How do any of us insure ourselves against the destructive thoughts that anxiety, grief, depression, and, to a certain, degree, every day life all contain? Certainly one way is by sharing the thoughts, so someone can help us put them into perspective. We can also give more space around the thoughts through meditation (see the guided meditation at the end of this article). And we can choose not to believe everything we think. It is not the thoughts themselves, but our belief in the thoughts that lead to tragedy. We would be prudent to remember this, especially during difficult times. In the words of someone who may even be wiser than my sister (Pema Chodron), “Many of the most difficult times are the ones we give ourselves.

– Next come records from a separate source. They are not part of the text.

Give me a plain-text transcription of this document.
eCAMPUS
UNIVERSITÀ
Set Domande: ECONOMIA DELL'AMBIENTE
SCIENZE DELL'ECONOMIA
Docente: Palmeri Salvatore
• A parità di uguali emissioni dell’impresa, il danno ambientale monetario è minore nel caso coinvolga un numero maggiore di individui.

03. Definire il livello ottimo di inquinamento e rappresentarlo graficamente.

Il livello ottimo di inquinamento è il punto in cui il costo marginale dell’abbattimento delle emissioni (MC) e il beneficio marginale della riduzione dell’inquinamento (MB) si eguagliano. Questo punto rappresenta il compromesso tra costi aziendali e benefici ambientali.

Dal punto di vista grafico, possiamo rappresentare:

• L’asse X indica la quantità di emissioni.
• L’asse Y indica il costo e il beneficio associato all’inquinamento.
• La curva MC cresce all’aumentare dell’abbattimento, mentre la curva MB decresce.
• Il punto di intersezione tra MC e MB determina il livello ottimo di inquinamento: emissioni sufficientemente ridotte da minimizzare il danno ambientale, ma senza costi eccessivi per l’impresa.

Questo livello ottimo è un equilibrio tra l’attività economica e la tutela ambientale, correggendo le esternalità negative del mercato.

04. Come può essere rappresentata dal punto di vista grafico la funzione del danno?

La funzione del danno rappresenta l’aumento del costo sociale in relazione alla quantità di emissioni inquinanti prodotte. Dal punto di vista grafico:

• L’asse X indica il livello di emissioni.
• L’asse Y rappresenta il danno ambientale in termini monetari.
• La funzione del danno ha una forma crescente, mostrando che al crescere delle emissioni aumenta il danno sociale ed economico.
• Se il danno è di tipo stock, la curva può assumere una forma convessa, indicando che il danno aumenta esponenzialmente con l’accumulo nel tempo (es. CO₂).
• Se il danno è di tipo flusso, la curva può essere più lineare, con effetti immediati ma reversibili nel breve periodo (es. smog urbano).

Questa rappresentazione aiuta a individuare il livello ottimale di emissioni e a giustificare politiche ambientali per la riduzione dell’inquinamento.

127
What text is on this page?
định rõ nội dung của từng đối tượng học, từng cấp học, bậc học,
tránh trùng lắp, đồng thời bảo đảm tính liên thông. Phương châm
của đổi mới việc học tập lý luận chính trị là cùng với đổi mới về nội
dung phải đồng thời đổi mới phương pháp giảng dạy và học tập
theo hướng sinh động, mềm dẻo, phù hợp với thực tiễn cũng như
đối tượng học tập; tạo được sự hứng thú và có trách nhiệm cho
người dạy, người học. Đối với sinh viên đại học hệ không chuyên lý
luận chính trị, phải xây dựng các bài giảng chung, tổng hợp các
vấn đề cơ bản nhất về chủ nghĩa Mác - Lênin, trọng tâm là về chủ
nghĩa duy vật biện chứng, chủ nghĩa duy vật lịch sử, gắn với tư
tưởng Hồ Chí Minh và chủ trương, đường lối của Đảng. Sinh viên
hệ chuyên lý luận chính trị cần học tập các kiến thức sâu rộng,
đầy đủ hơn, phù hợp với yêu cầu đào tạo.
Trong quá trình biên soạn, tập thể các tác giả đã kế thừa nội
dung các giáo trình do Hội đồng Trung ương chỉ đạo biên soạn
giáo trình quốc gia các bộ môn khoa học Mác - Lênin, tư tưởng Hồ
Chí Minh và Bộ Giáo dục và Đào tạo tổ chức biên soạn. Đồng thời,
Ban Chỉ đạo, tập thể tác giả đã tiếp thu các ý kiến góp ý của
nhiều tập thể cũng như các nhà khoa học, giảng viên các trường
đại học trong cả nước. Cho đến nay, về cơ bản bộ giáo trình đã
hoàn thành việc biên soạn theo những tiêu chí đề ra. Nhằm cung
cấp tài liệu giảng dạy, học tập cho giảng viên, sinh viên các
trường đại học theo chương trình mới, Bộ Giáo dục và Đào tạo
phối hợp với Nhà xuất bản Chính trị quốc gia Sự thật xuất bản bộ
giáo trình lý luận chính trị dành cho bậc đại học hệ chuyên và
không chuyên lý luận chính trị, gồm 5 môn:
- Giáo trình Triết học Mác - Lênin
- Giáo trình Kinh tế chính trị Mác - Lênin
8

It is never too late or too early to practice lovingkindness” .
The day my sister leaves to return to her home state I cannot speak when we are saying goodbye- I am too full of tears, and a kind of panic at the thought of being alone again. I pull over to the side of the road and let the tears fall for awhile, waiting for the oxytocin release that a good cry can bring, and then heave a big sigh and take myself home. When the nagging thoughts come, I try to turn my attention toward something else. I drive myself straight to the beach and sit and watch the sunset. It makes me cry, that my husband is not here to witness this beauty (or that if he is I cannot feel him), and that my heart is so touched by things that I can no longer share with him. The next day, I try and focus on the space in between my sad or negative thoughts, and I feel a bit more peace. And I vow to make friends with my grief. After all, it is going to be with me a long time. And, I concede, it has brought some beautiful, and unexpected things with it, too.

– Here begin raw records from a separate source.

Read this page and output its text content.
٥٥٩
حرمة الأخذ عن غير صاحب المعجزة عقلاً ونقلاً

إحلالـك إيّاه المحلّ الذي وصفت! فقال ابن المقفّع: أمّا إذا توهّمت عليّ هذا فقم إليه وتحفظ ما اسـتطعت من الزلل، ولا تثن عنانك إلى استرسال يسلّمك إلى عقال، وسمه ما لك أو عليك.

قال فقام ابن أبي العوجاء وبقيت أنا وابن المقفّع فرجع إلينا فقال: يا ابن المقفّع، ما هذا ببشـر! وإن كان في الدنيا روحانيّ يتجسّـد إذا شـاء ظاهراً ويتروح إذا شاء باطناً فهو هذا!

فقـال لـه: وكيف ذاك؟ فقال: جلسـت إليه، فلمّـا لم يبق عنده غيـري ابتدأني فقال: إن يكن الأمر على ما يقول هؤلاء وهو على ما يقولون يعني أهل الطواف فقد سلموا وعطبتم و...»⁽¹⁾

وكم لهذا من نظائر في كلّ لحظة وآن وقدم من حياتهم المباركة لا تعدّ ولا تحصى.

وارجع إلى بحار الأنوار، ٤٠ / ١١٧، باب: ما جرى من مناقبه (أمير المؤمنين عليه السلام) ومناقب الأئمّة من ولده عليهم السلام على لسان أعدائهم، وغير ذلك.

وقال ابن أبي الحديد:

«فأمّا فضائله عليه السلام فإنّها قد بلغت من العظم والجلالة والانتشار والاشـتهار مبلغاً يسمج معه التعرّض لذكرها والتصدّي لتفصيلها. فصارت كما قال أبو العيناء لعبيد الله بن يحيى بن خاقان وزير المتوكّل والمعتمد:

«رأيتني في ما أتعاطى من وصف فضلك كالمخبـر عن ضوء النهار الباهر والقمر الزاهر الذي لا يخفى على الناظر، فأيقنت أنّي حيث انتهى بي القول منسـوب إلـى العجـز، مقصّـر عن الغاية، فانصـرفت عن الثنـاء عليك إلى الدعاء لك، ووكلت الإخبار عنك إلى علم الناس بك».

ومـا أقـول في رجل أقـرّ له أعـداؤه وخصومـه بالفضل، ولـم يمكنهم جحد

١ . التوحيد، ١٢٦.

SURRENDER CONTEMPLATION: MAKING FRIENDS WITH GRIEF
Sit back comfortably and allow yourself to be cradled by the chair holding you. Feel the lifegiving energy at work in your body. Notice the health at work in it. Notice your heart with gratitude. It’s wonderful to have a heart that works so relentlessly and consistently. Breathing in and out from the heart center, begin by accessing a basic kindness toward yourself. Feel any areas of mental blockage or numbness, self-judgment, self-hatred. Then drop beneath that to the place where you find care for yourself, where you want strength and health and safety for yourself.

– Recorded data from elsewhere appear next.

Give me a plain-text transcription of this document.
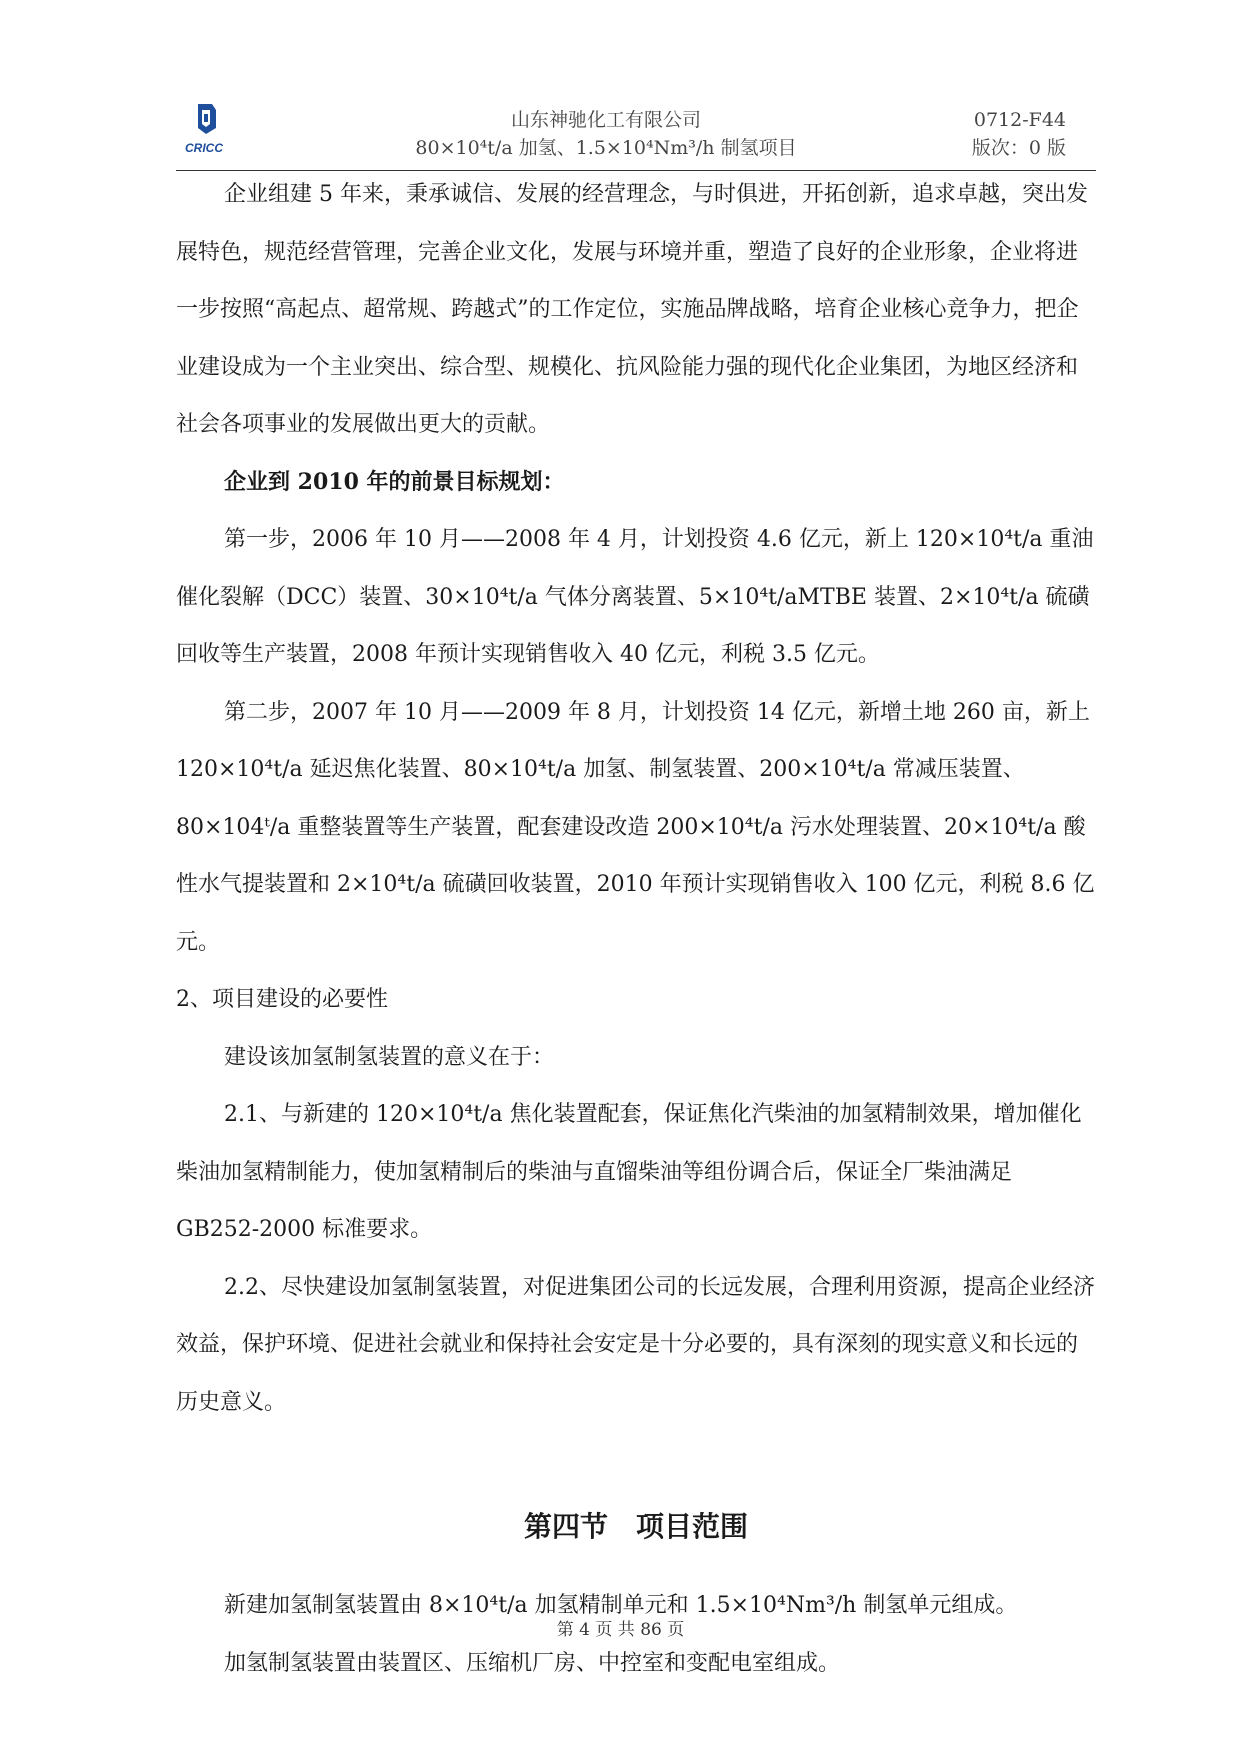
CRICC
山东神驰化工有限公司
80×10⁴t/a 加氢、1.5×10⁴Nm³/h 制氢项目
0712-F44
版次：0 版

企业组建 5 年来，秉承诚信、发展的经营理念，与时俱进，开拓创新，追求卓越，突出发展特色，规范经营管理，完善企业文化，发展与环境并重，塑造了良好的企业形象，企业将进一步按照“高起点、超常规、跨越式”的工作定位，实施品牌战略，培育企业核心竞争力，把企业建设成为一个主业突出、综合型、规模化、抗风险能力强的现代化企业集团，为地区经济和社会各项事业的发展做出更大的贡献。

企业到 2010 年的前景目标规划：

第一步，2006 年 10 月——2008 年 4 月，计划投资 4.6 亿元，新上 120×10⁴t/a 重油催化裂解（DCC）装置、30×10⁴t/a 气体分离装置、5×10⁴t/aMTBE 装置、2×10⁴t/a 硫磺回收等生产装置，2008 年预计实现销售收入 40 亿元，利税 3.5 亿元。

第二步，2007 年 10 月——2009 年 8 月，计划投资 14 亿元，新增土地 260 亩，新上 120×10⁴t/a 延迟焦化装置、80×10⁴t/a 加氢、制氢装置、200×10⁴t/a 常减压装置、80×104ᵗ/a 重整装置等生产装置，配套建设改造 200×10⁴t/a 污水处理装置、20×10⁴t/a 酸性水气提装置和 2×10⁴t/a 硫磺回收装置，2010 年预计实现销售收入 100 亿元，利税 8.6 亿元。

2、项目建设的必要性

建设该加氢制氢装置的意义在于：

2.1、与新建的 120×10⁴t/a 焦化装置配套，保证焦化汽柴油的加氢精制效果，增加催化柴油加氢精制能力，使加氢精制后的柴油与直馏柴油等组份调合后，保证全厂柴油满足 GB252-2000 标准要求。

2.2、尽快建设加氢制氢装置，对促进集团公司的长远发展，合理利用资源，提高企业经济效益，保护环境、促进社会就业和保持社会安定是十分必要的，具有深刻的现实意义和长远的历史意义。

第四节　项目范围

新建加氢制氢装置由 8×10⁴t/a 加氢精制单元和 1.5×10⁴Nm³/h 制氢单元组成。

加氢制氢装置由装置区、压缩机厂房、中控室和变配电室组成。

第 4 页 共 86 页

Allow yourself to be cradled by your own basic goodness as if you were an infant being cradled by your loving mother. Bask and nourish yourself in this energy of gentleness, peace, and acceptance. Invite images of love and solicitude to radiate into your whole being. Let this awareness, this tender care expand the heart, and travel out into the room to others in your life to the planet and beyond. Let it expand to encompass your grief. Reach out your soft attention toward the toughness of your grief. Radiate kindness and peace toward your own struggle with it. Imagine holding hands with your grief in friendship. Allow your bereavement to ease itself from your soft awareness. Your awareness, a part of this greater loving field, can support you, can hold everything. Allow this greater intelligence to watch over you, and everything, offering comfort, peace, and solace to you and everything that you encounter. Before you get up, list three things that you are grateful for that arrived with your grief, allowing yourself to feel this gratitude in your inner energy field.